Levying a tax on such emissions would both curb carbon dioxide pollution and become a meaningful source of federal revenue, the report concludes.
"A carbon tax that covered the bulk of (carbon dioxide) emissions or the carbon content of most fossil fuel consumed in the United States could generate a substantial amount of revenue," reads the report Effects of a Carbon Tax on the Economy and the Environment released on Wednesday.
Specifically, the report points out that a 2011 CBO study found that a program that set a $20 charge for emitting a ton of carbon dioxide and then increasing the tariff from there would raise a total of nearly $1.2 trillion during its first decade.
Such a move would also curb total U.S. emissions of carbon dioxide by about 8 percent.
A plan to put a price on carbon pollution fell flat in Congress in 2010 and the White House has said that there is no point in proposing such a plan in the near-term since the Republican-controlled House of Representatives is so hostile.
A carbon tax would certainly harm the economy in the near-term and policymakers may chose to use some of the revenue to offset the higher costs of goods and services that would become a reality under such a tax, the report concludes.
But variable weather, increased droughts and rising sea levels are among the future costs of climate change that could be diminished if a carbon tax were put in place, the report says. (Full report: link.reuters.com/pur38t)

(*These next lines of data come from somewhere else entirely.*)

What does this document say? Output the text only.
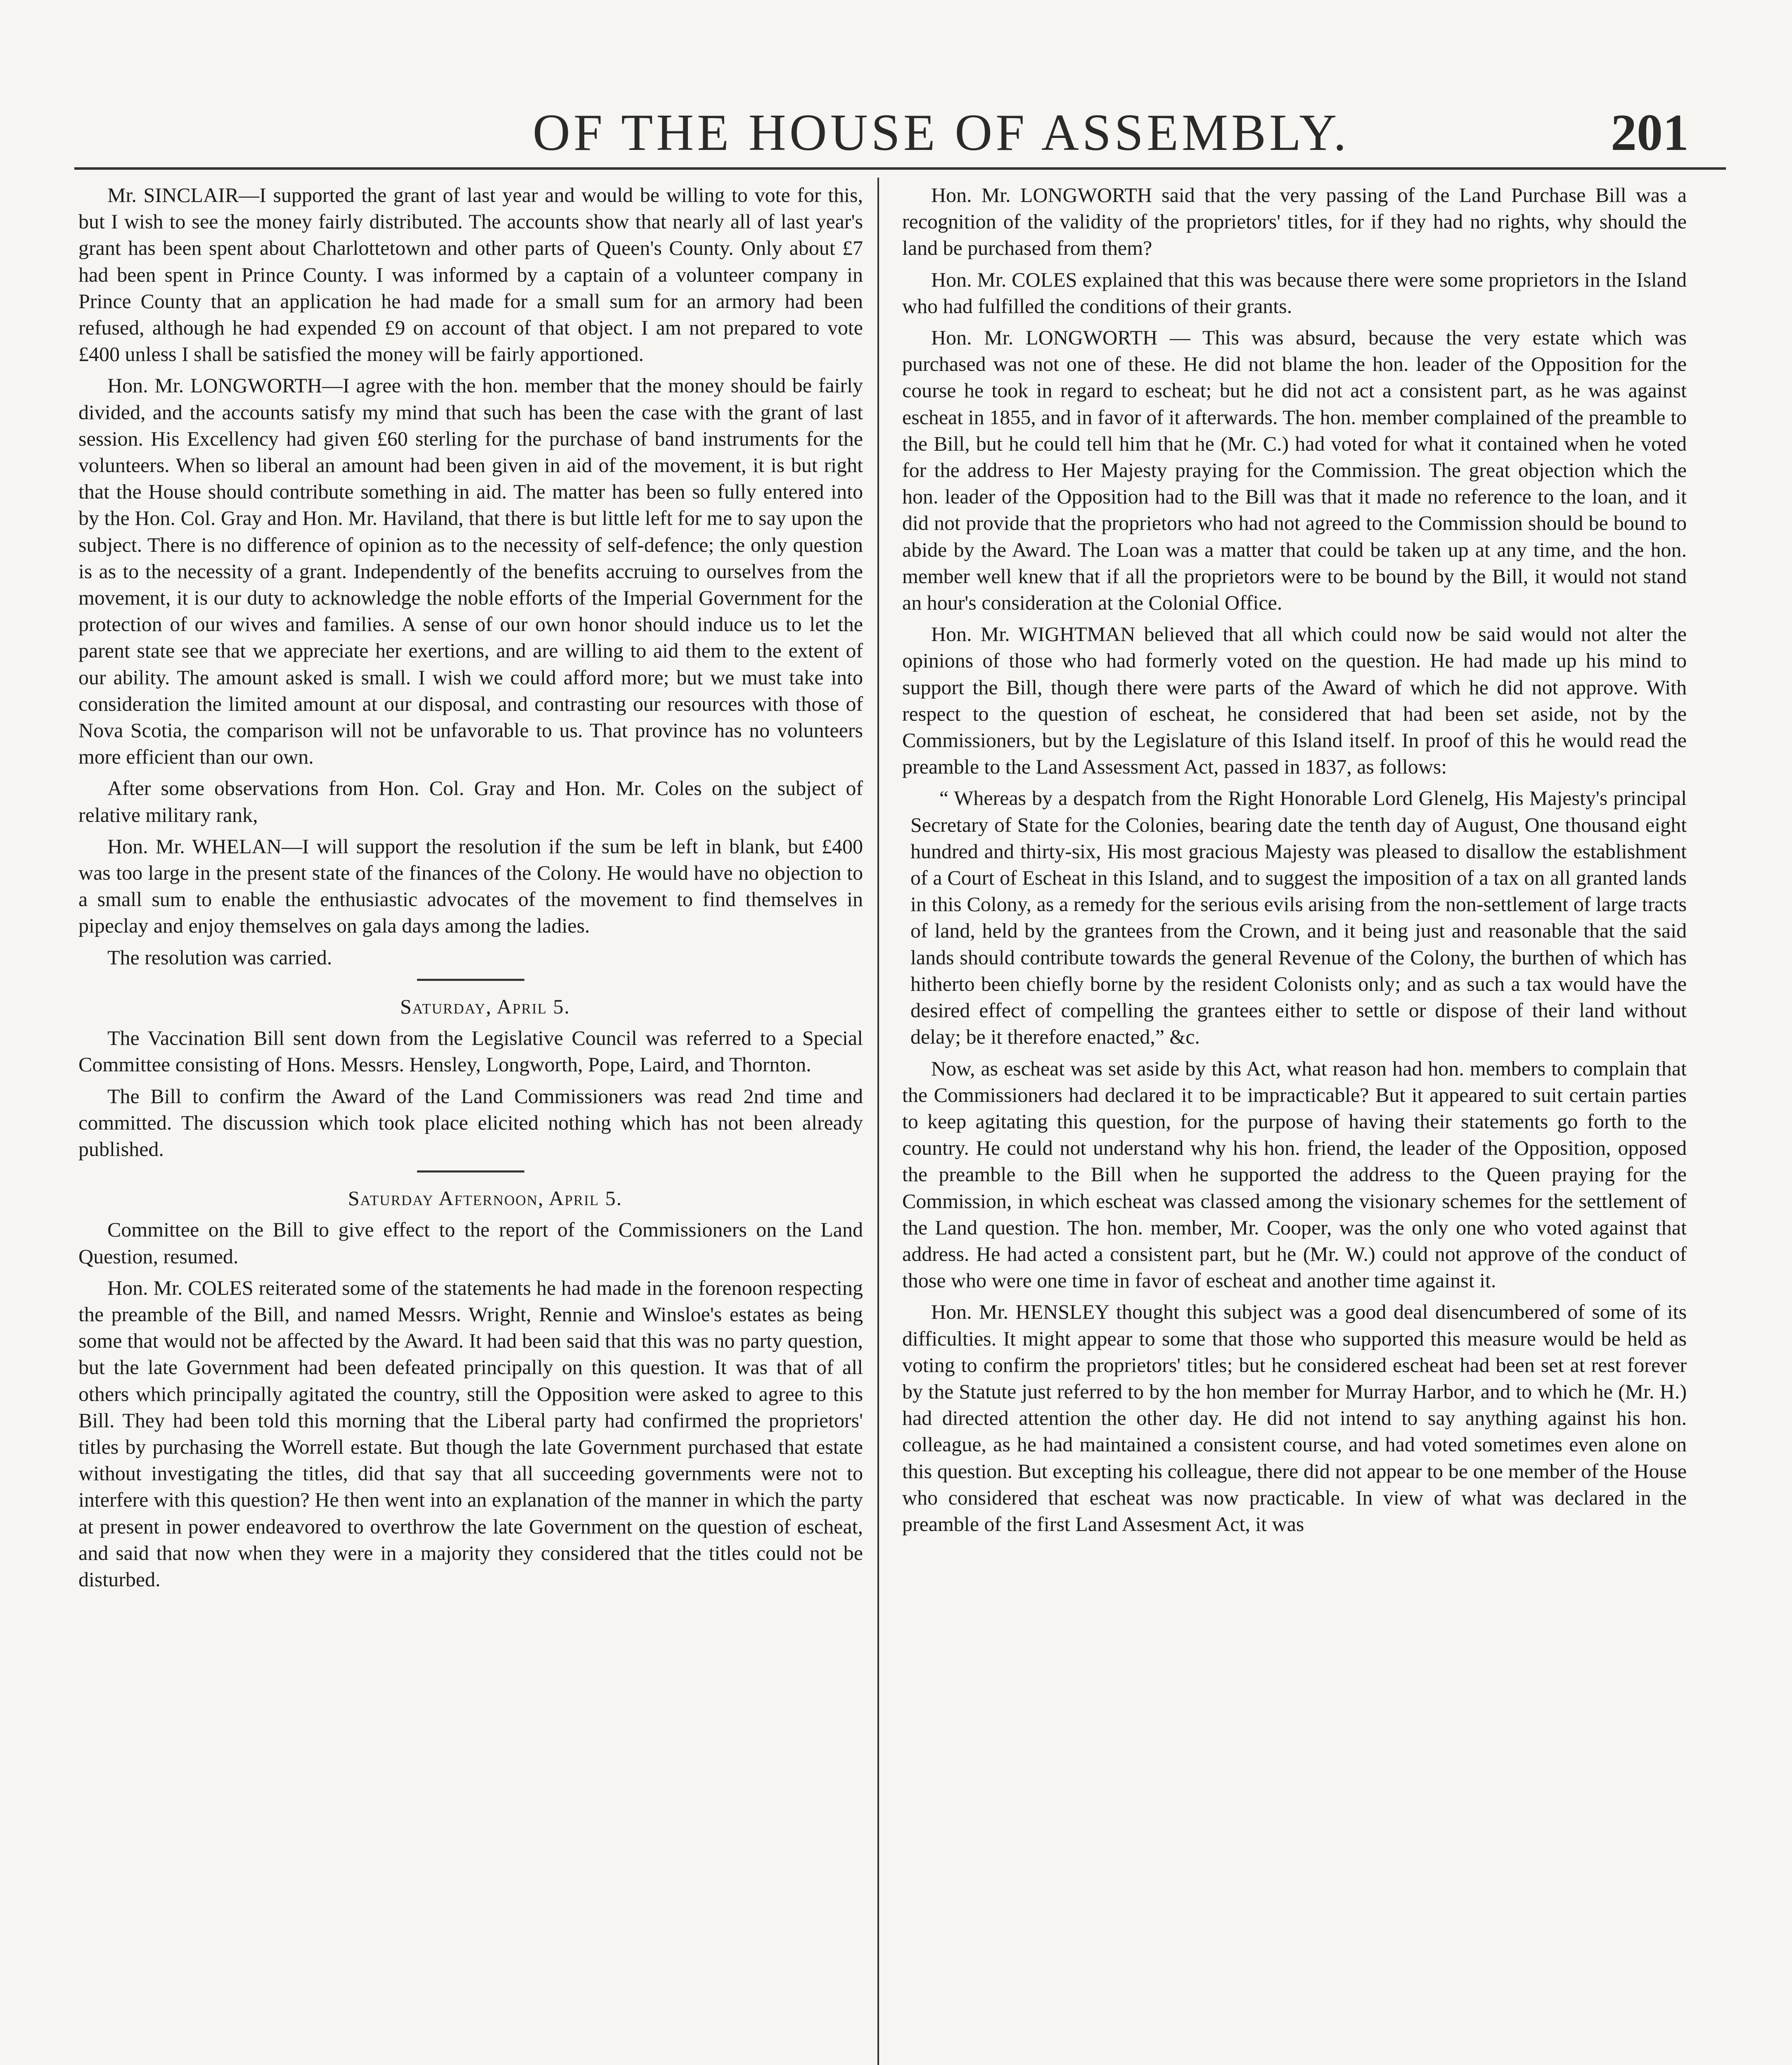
OF THE HOUSE OF ASSEMBLY.	201

Mr. SINCLAIR—I supported the grant of last year and would be willing to vote for this, but I wish to see the money fairly distributed. The accounts show that nearly all of last year's grant has been spent about Charlottetown and other parts of Queen's County. Only about £7 had been spent in Prince County. I was informed by a captain of a volunteer company in Prince County that an application he had made for a small sum for an armory had been refused, although he had expended £9 on account of that object. I am not prepared to vote £400 unless I shall be satisfied the money will be fairly apportioned.

Hon. Mr. LONGWORTH—I agree with the hon. member that the money should be fairly divided, and the accounts satisfy my mind that such has been the case with the grant of last session. His Excellency had given £60 sterling for the purchase of band instruments for the volunteers. When so liberal an amount had been given in aid of the movement, it is but right that the House should contribute something in aid. The matter has been so fully entered into by the Hon. Col. Gray and Hon. Mr. Haviland, that there is but little left for me to say upon the subject. There is no difference of opinion as to the necessity of self-defence; the only question is as to the necessity of a grant. Independently of the benefits accruing to ourselves from the movement, it is our duty to acknowledge the noble efforts of the Imperial Government for the protection of our wives and families. A sense of our own honor should induce us to let the parent state see that we appreciate her exertions, and are willing to aid them to the extent of our ability. The amount asked is small. I wish we could afford more; but we must take into consideration the limited amount at our disposal, and contrasting our resources with those of Nova Scotia, the comparison will not be unfavorable to us. That province has no volunteers more efficient than our own.

After some observations from Hon. Col. Gray and Hon. Mr. Coles on the subject of relative military rank,

Hon. Mr. WHELAN—I will support the resolution if the sum be left in blank, but £400 was too large in the present state of the finances of the Colony. He would have no objection to a small sum to enable the enthusiastic advocates of the movement to find themselves in pipeclay and enjoy themselves on gala days among the ladies.

The resolution was carried.

Saturday, April 5.

The Vaccination Bill sent down from the Legislative Council was referred to a Special Committee consisting of Hons. Messrs. Hensley, Longworth, Pope, Laird, and Thornton.

The Bill to confirm the Award of the Land Commissioners was read 2nd time and committed. The discussion which took place elicited nothing which has not been already published.

Saturday Afternoon, April 5.

Committee on the Bill to give effect to the report of the Commissioners on the Land Question, resumed.

Hon. Mr. COLES reiterated some of the statements he had made in the forenoon respecting the preamble of the Bill, and named Messrs. Wright, Rennie and Winsloe's estates as being some that would not be affected by the Award. It had been said that this was no party question, but the late Government had been defeated principally on this question. It was that of all others which principally agitated the country, still the Opposition were asked to agree to this Bill. They had been told this morning that the Liberal party had confirmed the proprietors' titles by purchasing the Worrell estate. But though the late Government purchased that estate without investigating the titles, did that say that all succeeding governments were not to interfere with this question? He then went into an explanation of the manner in which the party at present in power endeavored to overthrow the late Government on the question of escheat, and said that now when they were in a majority they considered that the titles could not be disturbed.

Hon. Mr. LONGWORTH said that the very passing of the Land Purchase Bill was a recognition of the validity of the proprietors' titles, for if they had no rights, why should the land be purchased from them?

Hon. Mr. COLES explained that this was because there were some proprietors in the Island who had fulfilled the conditions of their grants.

Hon. Mr. LONGWORTH — This was absurd, because the very estate which was purchased was not one of these. He did not blame the hon. leader of the Opposition for the course he took in regard to escheat; but he did not act a consistent part, as he was against escheat in 1855, and in favor of it afterwards. The hon. member complained of the preamble to the Bill, but he could tell him that he (Mr. C.) had voted for what it contained when he voted for the address to Her Majesty praying for the Commission. The great objection which the hon. leader of the Opposition had to the Bill was that it made no reference to the loan, and it did not provide that the proprietors who had not agreed to the Commission should be bound to abide by the Award. The Loan was a matter that could be taken up at any time, and the hon. member well knew that if all the proprietors were to be bound by the Bill, it would not stand an hour's consideration at the Colonial Office.

Hon. Mr. WIGHTMAN believed that all which could now be said would not alter the opinions of those who had formerly voted on the question. He had made up his mind to support the Bill, though there were parts of the Award of which he did not approve. With respect to the question of escheat, he considered that had been set aside, not by the Commissioners, but by the Legislature of this Island itself. In proof of this he would read the preamble to the Land Assessment Act, passed in 1837, as follows:

“ Whereas by a despatch from the Right Honorable Lord Glenelg, His Majesty's principal Secretary of State for the Colonies, bearing date the tenth day of August, One thousand eight hundred and thirty-six, His most gracious Majesty was pleased to disallow the establishment of a Court of Escheat in this Island, and to suggest the imposition of a tax on all granted lands in this Colony, as a remedy for the serious evils arising from the non-settlement of large tracts of land, held by the grantees from the Crown, and it being just and reasonable that the said lands should contribute towards the general Revenue of the Colony, the burthen of which has hitherto been chiefly borne by the resident Colonists only; and as such a tax would have the desired effect of compelling the grantees either to settle or dispose of their land without delay; be it therefore enacted,” &c.

Now, as escheat was set aside by this Act, what reason had hon. members to complain that the Commissioners had declared it to be impracticable? But it appeared to suit certain parties to keep agitating this question, for the purpose of having their statements go forth to the country. He could not understand why his hon. friend, the leader of the Opposition, opposed the preamble to the Bill when he supported the address to the Queen praying for the Commission, in which escheat was classed among the visionary schemes for the settlement of the Land question. The hon. member, Mr. Cooper, was the only one who voted against that address. He had acted a consistent part, but he (Mr. W.) could not approve of the conduct of those who were one time in favor of escheat and another time against it.

Hon. Mr. HENSLEY thought this subject was a good deal disencumbered of some of its difficulties. It might appear to some that those who supported this measure would be held as voting to confirm the proprietors' titles; but he considered escheat had been set at rest forever by the Statute just referred to by the hon member for Murray Harbor, and to which he (Mr. H.) had directed attention the other day. He did not intend to say anything against his hon. colleague, as he had maintained a consistent course, and had voted sometimes even alone on this question. But excepting his colleague, there did not appear to be one member of the House who considered that escheat was now practicable. In view of what was declared in the preamble of the first Land Assesment Act, it was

"Given the inherent uncertainty of predicting the effects of climate change, and the possibility that it could trigger catastrophic effects, lawmakers might view a carbon tax as a reflection of society's willingness to pay to reduce the risk of potentially very expensive damage in the future," the report says.
The report was requested by Representative Henry Waxman, the ranking Democrat on the U.S. House Energy and Commerce Committee.